Major League Beginnings

Shortly after signing his rookie contract, Finley gave Hunter the “Catfish” nickname to give the A’s more publicity. After feeding Hunter a story about how he got the nickname, he would forever be known as Catfish.

He proved to be so dominant that he never spent a day in the minor leagues, a rarity. He went 8-8 his rookie year of 1965 and held an ERA of 4.26. He made the All Star Game the next two years, going a combined 22-28 and had a respectable 2.81 ERA in 1967. The team left for Oakland following the 1967 season and Hunter struggled to maintain his poise, going 13-13 with a 3.35 ERA. One of the few bright spots that season was a perfect game against the Minnesota Twins.

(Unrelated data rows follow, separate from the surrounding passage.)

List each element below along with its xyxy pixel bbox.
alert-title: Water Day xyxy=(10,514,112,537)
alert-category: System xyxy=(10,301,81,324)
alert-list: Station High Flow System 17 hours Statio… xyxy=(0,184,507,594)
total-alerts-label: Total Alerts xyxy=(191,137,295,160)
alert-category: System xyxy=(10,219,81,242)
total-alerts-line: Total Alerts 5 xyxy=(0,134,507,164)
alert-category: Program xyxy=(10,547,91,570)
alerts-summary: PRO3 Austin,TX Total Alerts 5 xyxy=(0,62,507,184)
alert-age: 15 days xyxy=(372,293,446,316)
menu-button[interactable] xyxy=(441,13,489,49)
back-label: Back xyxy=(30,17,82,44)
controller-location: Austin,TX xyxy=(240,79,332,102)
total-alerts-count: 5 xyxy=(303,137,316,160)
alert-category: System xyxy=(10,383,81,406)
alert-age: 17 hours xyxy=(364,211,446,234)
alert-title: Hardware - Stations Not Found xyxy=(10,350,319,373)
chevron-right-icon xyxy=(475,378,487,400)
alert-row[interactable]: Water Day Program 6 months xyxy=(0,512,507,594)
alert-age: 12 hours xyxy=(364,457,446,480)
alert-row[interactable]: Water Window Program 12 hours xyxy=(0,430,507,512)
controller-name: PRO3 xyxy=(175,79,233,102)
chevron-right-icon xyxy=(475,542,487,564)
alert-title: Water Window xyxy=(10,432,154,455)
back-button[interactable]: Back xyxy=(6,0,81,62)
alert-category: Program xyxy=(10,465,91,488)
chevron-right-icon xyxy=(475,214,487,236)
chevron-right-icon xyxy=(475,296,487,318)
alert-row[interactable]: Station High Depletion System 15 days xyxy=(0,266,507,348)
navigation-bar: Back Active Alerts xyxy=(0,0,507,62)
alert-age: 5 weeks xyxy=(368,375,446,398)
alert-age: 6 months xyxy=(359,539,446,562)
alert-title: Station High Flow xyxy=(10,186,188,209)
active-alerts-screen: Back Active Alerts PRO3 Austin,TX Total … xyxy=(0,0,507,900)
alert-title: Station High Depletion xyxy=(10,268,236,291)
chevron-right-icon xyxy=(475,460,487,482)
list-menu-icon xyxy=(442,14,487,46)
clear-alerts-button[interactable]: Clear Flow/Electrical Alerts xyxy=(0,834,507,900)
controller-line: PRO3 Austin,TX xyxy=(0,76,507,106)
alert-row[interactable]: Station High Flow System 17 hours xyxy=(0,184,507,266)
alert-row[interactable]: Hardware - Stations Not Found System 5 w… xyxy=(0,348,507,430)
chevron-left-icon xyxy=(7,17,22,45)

After struggling again in 1969, Hunter had a breakout year in 1970, winning a then career best 18 games and striking out 178 batters in another All Star season. Between 1971 and 1975, Catfish Hunter would record at least 21 wins every year, becoming just the fourth AL pitcher to win at least 20 games in five straight seasons. In 1972, when the A’s began their dynasty, Hunter had a scintillating 2.04 ERA while striking out 191 batters. It was during this streak of dominance that the A’s won three straight World Series. The 1974 season was his last in Oakland and his best professionally. He led the AL in wins (25) and ERA (2.49) and earned the Cy Young Award while leading the A’s to their third straight World Series. At the end of the season, he decided to seek free agency when Charles Finley refused to honor a part of his contract. Catfish Hunter was a free agent in an era of changing economics.

New York

Catfish Hunter was one of the most sought after free agents in an era before free agency became an official part of the professional sports landscape. The Yankees had recently been bought by George Steinbrenner and he wanted to build a winner in a hurry. He sought after Hunter, competing with a number of teams and he eventually won him over with a lucrative offer of 5 years for $3.75 million, making him the highest paid baseball player ever.

Unfortunately, his skills began to decline considerably almost from the moment he stepped on the field at Yankee Stadium. After leading the AL with 23 wins in 1975, he won 17 in 1976 and made his final All Star Game appearance. The next two years were memorable ones in New York as the Yankees won back-to-back World Series but he began to have major problems with his throwing shoulder. In 1977 he joined Christy Mathewson, Cy Young and Walter Johnson as the only pitchers in MLB history to win 200 games by the age of 31.

While he was accomplishing that feat, he was starting to struggle with his health. In 1977, he found out during Spring Training that he had developed diabetes. The 1978 season was his last good year, winning 12 games and earning a 3.58 ERA in just 118 innings. He underwent a procedure on his throwing shoulder in the middle of the season and pitched much better down the stretch. Following a 1979 season where he struggled to a 2-9 record and a 5.31 ERA. He retired from the game following the season, due to fatigue over his diabetes as well as ceaseless struggles with his throwing shoulder. He was inducted into the Baseball Hall of Fame in 1987.

A Painful End

ALS. Just the name strikes fear in even the toughest of individuals. Catfish Hunter noticed unexplainable weakness in his arms while hunting in the winter of 1998. A short while later he was diagnosed with Lou Gehrig’s disease. The disease progressed quickly. His powerful right arm, the one which had given him so much, became completely useless within months. After hitting his head due to a fall, he passed away on September 9, 1999.